# Цель работы:
 Исследовать сходство и различия в толковании понятий "machine learning" и "data science" через анализ публикаций в Arxive с использованием метода обобщения в таксономиях

# Шаг 1
Выделить подмножества публикаций в Arxive, ML и DS, отвечающие соответствующим запросам

In [2]:
import pandas as pd
import numpy as np

df = pd.read_json('arxiv-metadata-oai-snapshot.json', lines=True)

Filter ML and AI from past 10 years

In [3]:
df_LG = df[df['categories'].str.contains('cs.LG')]

In [4]:
df_AI = df[df['categories'].str.contains('cs.AI')]

In [5]:
df_ML = df[df['categories'].str.contains('stat.ML')]

In [6]:
df_LG = df_LG[df_LG['update_date'] > '2022']

In [7]:
df_AI = df_AI[df_AI['update_date'] > '2022']

In [8]:
df_ML = df_ML[df_ML['update_date'] > '2022']

In [9]:
print(f'ML articles: {len(df_LG)}')
print(f'AI articles: {len(df_AI)}')
print(f'ML (statistics) articles: {len(df_ML)}')

ML articles: 42929
AI articles: 20841
ML (statistics) articles: 9336


In [10]:
abstracts_LG = []
for a in df_LG['abstract']:
    abstracts_LG.append(a)

In [11]:
abstracts_AI = []

for a in df_AI['abstract']:
    abstracts_AI.append(a)

In [12]:
abstracts_ML = []

for a in df_ML['abstract']:
    abstracts_ML.append(a)

## Шаг 2
Выделить разумные нечеткие кластеры понятий таксономии согласно ML и согласно DS

In [13]:
import re

import numpy as np

from east.asts import base


def clear_text(text, lowerize=True):

    pat = re.compile(r'[^A-Za-z0-9 \-\n\r.,;!?А-Яа-я]+')
    cleared_text = re.sub(pat, ' ', text)

    if lowerize:
        cleared_text = cleared_text.lower()

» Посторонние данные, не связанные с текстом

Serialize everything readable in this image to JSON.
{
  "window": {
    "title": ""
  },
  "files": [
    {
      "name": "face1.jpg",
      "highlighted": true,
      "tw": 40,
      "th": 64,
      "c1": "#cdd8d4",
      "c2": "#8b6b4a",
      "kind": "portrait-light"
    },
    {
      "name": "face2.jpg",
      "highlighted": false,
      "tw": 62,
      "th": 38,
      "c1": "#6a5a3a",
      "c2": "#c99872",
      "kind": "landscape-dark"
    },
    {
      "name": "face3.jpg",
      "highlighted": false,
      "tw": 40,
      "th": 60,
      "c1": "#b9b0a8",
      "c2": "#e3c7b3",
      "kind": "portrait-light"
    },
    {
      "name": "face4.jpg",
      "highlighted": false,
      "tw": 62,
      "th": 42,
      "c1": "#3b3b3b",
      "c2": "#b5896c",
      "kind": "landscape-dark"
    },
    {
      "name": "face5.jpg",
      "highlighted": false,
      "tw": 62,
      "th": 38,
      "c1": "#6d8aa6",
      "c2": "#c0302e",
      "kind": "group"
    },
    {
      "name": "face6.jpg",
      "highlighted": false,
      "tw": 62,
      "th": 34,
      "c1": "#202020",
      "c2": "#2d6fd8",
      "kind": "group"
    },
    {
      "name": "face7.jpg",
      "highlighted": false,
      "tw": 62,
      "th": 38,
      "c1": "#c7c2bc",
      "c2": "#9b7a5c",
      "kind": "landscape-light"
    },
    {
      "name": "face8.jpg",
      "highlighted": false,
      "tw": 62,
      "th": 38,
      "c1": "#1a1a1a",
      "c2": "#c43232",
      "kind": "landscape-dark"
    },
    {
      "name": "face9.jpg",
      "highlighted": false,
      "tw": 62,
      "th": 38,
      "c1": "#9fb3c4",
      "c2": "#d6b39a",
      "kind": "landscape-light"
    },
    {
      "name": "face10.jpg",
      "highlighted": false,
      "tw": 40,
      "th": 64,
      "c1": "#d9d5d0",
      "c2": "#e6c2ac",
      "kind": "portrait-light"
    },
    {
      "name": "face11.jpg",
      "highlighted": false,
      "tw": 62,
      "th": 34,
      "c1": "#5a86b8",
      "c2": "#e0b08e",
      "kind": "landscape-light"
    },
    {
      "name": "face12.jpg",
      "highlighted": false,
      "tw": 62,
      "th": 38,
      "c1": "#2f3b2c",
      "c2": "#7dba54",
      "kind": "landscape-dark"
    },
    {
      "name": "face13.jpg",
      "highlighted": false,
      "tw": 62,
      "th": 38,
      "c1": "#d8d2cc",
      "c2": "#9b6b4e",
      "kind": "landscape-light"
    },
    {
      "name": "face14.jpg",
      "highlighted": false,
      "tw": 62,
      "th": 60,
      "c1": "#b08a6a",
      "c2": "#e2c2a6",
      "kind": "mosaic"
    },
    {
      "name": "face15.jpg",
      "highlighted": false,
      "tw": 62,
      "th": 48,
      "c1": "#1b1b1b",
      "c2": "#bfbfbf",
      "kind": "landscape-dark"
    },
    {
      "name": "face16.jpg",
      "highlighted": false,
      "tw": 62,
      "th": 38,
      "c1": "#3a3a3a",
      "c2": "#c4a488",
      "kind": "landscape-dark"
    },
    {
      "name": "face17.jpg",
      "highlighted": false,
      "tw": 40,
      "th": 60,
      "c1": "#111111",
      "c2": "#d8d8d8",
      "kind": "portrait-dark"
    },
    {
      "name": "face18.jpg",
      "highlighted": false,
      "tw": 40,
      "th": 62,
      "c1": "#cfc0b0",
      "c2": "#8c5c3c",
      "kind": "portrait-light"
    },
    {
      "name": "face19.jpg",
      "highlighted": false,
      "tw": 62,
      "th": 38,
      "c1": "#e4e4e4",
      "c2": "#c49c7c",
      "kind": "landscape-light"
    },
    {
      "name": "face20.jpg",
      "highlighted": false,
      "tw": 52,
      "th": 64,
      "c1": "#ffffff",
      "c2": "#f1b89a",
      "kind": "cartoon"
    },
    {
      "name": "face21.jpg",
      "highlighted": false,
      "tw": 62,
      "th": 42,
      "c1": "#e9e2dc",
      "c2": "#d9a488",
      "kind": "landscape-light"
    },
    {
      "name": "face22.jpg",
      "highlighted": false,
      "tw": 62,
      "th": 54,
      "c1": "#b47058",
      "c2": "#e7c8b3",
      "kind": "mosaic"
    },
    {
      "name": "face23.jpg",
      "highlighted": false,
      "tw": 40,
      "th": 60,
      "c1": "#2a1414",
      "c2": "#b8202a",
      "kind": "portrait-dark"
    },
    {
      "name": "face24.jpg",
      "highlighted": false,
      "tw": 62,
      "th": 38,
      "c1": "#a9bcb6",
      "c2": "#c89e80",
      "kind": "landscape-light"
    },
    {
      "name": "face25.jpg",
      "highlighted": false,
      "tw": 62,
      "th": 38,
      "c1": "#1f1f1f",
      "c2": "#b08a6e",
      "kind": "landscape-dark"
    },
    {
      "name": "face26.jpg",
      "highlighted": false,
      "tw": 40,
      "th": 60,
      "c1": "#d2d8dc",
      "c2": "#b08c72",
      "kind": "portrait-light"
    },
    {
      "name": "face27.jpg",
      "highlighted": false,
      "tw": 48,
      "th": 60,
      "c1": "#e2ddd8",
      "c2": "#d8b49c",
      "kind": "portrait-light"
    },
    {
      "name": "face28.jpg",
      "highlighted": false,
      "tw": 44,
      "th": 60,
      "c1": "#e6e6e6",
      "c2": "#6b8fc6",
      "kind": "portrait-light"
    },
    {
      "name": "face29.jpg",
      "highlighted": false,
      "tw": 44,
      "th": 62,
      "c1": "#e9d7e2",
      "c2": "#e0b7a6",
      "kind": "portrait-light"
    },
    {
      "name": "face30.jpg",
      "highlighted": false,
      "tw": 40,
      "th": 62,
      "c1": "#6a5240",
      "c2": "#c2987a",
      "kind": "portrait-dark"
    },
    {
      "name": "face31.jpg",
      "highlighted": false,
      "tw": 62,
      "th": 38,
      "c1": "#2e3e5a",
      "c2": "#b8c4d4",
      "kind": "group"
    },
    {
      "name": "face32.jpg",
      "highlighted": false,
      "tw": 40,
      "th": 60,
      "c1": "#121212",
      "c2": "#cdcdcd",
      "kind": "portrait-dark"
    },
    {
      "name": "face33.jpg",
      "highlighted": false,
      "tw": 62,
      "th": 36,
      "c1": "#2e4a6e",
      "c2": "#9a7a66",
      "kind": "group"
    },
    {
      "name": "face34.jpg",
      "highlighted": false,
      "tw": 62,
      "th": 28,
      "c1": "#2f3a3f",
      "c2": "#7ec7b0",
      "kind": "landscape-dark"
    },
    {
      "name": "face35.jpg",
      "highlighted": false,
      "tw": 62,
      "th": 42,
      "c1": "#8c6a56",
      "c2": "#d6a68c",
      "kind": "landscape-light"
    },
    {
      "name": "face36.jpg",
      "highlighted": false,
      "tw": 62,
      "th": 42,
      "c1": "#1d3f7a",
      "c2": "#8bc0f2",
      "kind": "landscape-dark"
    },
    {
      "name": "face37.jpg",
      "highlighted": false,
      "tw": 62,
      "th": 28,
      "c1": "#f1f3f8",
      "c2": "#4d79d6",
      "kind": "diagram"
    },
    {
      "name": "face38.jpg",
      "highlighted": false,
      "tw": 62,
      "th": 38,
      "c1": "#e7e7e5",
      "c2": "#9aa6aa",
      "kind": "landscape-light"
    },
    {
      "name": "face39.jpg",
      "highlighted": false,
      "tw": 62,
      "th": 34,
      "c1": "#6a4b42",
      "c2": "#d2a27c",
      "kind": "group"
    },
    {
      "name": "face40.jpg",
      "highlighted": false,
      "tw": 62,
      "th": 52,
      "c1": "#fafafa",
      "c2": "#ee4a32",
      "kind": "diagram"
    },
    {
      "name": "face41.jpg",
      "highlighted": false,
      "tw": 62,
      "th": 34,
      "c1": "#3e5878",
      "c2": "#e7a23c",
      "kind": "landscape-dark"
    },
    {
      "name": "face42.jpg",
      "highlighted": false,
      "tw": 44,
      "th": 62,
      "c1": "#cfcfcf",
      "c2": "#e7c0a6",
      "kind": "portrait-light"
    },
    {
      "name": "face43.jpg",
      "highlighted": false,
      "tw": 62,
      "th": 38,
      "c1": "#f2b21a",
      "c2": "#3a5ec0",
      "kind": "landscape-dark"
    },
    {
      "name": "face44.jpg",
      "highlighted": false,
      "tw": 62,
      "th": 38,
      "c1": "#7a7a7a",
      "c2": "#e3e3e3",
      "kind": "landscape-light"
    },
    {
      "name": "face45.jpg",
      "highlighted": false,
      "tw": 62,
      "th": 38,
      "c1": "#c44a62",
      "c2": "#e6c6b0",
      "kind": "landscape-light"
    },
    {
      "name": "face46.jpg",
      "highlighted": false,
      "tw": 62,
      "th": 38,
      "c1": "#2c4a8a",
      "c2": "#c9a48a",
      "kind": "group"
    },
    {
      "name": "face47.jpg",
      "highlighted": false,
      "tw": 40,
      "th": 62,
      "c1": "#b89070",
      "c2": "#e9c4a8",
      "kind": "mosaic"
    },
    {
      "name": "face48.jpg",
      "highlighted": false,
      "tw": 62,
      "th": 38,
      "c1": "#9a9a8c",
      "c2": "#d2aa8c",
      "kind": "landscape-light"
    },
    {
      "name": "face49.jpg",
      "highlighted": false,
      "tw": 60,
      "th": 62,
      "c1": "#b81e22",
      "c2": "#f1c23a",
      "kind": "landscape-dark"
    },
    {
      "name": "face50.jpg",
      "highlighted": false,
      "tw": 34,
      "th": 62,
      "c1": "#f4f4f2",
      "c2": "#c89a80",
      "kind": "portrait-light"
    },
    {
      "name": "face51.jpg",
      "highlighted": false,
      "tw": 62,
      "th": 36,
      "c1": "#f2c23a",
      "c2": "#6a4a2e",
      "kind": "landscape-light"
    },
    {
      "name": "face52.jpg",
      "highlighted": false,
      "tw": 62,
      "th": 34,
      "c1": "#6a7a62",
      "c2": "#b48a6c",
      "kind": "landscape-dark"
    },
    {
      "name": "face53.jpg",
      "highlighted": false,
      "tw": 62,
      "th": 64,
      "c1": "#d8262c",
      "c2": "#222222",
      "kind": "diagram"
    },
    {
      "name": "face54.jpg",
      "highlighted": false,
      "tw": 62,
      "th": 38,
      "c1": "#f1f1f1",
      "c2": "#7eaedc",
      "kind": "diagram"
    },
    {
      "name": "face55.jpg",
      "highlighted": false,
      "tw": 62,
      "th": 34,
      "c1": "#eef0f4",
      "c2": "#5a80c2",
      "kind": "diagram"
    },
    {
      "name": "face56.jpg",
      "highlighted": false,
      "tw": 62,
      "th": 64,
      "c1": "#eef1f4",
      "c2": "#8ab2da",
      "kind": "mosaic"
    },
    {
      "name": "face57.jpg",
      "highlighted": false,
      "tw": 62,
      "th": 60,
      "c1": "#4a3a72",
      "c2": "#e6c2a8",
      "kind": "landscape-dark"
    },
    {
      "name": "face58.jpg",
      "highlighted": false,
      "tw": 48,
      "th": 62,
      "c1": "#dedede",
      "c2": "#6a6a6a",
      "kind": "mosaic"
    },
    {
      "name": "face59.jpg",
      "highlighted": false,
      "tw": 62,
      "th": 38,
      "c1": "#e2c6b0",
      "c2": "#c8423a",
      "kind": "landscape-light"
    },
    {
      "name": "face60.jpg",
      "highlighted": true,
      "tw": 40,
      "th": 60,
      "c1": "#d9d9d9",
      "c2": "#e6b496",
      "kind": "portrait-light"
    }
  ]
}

    tokens = cleared_text.split()
    return tokens


def make_substrings(tokens, k=4):

    for i in range(max(len(tokens) - k + 1, 1)):
        yield ' '.join(tokens[i:i + k])


def get_corelevance_matrix(texts):

    matrix = np.empty((0, len(texts)), float)
    prepared_text_tokens = [clear_text(t) for t in texts]
    prepared_texts = [' '.join(t) for t in prepared_text_tokens]

    for text_tokens in prepared_text_tokens:
        ast = base.AST.get_ast(list(make_substrings(text_tokens)))
        row = np.array([ast.score(t) for t in prepared_texts])
        matrix = np.append(matrix, [row], axis=0)

    return matrix


def get_relevance_matrix(texts, strings):

    matrix = np.empty((0, len(strings)), float)
    prepared_text_tokens = [clear_text(t) for t in texts]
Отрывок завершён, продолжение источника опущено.